名字是张磊的。项目栏写着:住院预交金。金额:两万。

底下还有一个明细:胃癌晚期,化疗费用预估。

我盯着那两个字,胃癌。

手开始抖。

“你来了。”婆婆睁开眼,声音很轻,像风里的树叶。

我看着她,说不出话。

“你都看到了。”她笑了一下,嘴角扯出一个弧度,比哭还难看,“就是那个病,查出来两个多月了。”

“为什么不告诉我?”我声音发抖。

“告诉你有什么用?”她别过头,“告诉你,你就更不走了。”

“妈……”

“别叫我妈。”她闭了闭眼,“你们已经离了。”

我攥着缴费单,手心全是汗。

“张磊拿的钱,是给你治病的?”

婆婆没说话,眼睛看着天花板。

“他为了你,挪用公款。”我声音大了,“你知道他会被开除吗?”

“知道。”她声音平静得可怕,“但我管不了了。”

“你……”

“我想活。”她转过来看我,眼眶红了,“谁不想活?可是活着要钱啊,化疗一次好几万,张磊那点工资,哪够?”

我张了张嘴,不知道该说什么。

“他来找过我,说他有个办法。”婆婆声音越来越轻,“我问他什么办法,他不说。后来钱打到卡上,我就知道了。”

“你为什么不拦着他?”

“我拦了。”婆婆眼泪掉下来,“我说不用治了,他跪在我面前哭,说妈你不能死,我就你一个亲人了。”

我的手抖得更厉害了。

“我逼你们离婚,是不想拖累你。”婆婆擦了擦眼泪,“你还年轻,能找到更好的。你要是跟我儿子绑在一起,这辈子就毁了。”

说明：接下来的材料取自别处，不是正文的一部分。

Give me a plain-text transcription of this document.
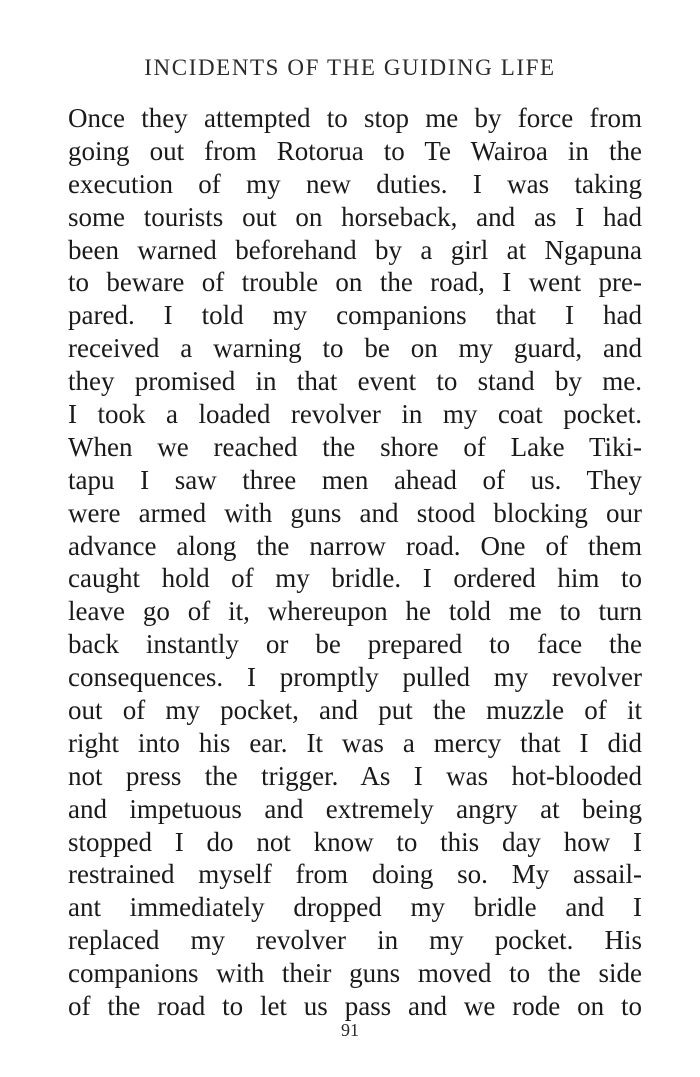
INCIDENTS OF THE GUIDING LIFE
Once they attempted to stop me by force from
going out from Rotorua to Te Wairoa in the
execution of my new duties. I was taking
some tourists out on horseback, and as I had
been warned beforehand by a girl at Ngapuna
to beware of trouble on the road, I went pre-
pared. I told my companions that I had
received a warning to be on my guard, and
they promised in that event to stand by me.
I took a loaded revolver in my coat pocket.
When we reached the shore of Lake Tiki-
tapu I saw three men ahead of us. They
were armed with guns and stood blocking our
advance along the narrow road. One of them
caught hold of my bridle. I ordered him to
leave go of it, whereupon he told me to turn
back instantly or be prepared to face the
consequences. I promptly pulled my revolver
out of my pocket, and put the muzzle of it
right into his ear. It was a mercy that I did
not press the trigger. As I was hot-blooded
and impetuous and extremely angry at being
stopped I do not know to this day how I
restrained myself from doing so. My assail-
ant immediately dropped my bridle and I
replaced my revolver in my pocket. His
companions with their guns moved to the side
of the road to let us pass and we rode on to
91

我看着眼前这个人。六十岁,胃癌晚期,瘦得只剩一把骨头。她断食三天,就为了让我走。

她不是恨我。

她是怕连累我。

手机响了。我拿出来看,是张磊单位发的通报推送。

张磊解除职务。

我抬头看婆婆。她看着我,眼泪还在流。

“……他犯错,是为了我。”她说。

我站在病房里,窗外的风吹进来,冷得刺骨。

婆婆从枕头底下摸出一把钥匙,递给我。

“老房子的钥匙。”她说,“你拿着,以后有个地方住。”

我没接。

她抓住我的手,把钥匙塞进我掌心。

“小敏,妈对不起你……”她咳了两声,声音断了,“离了也好,别再被我们拖住了。”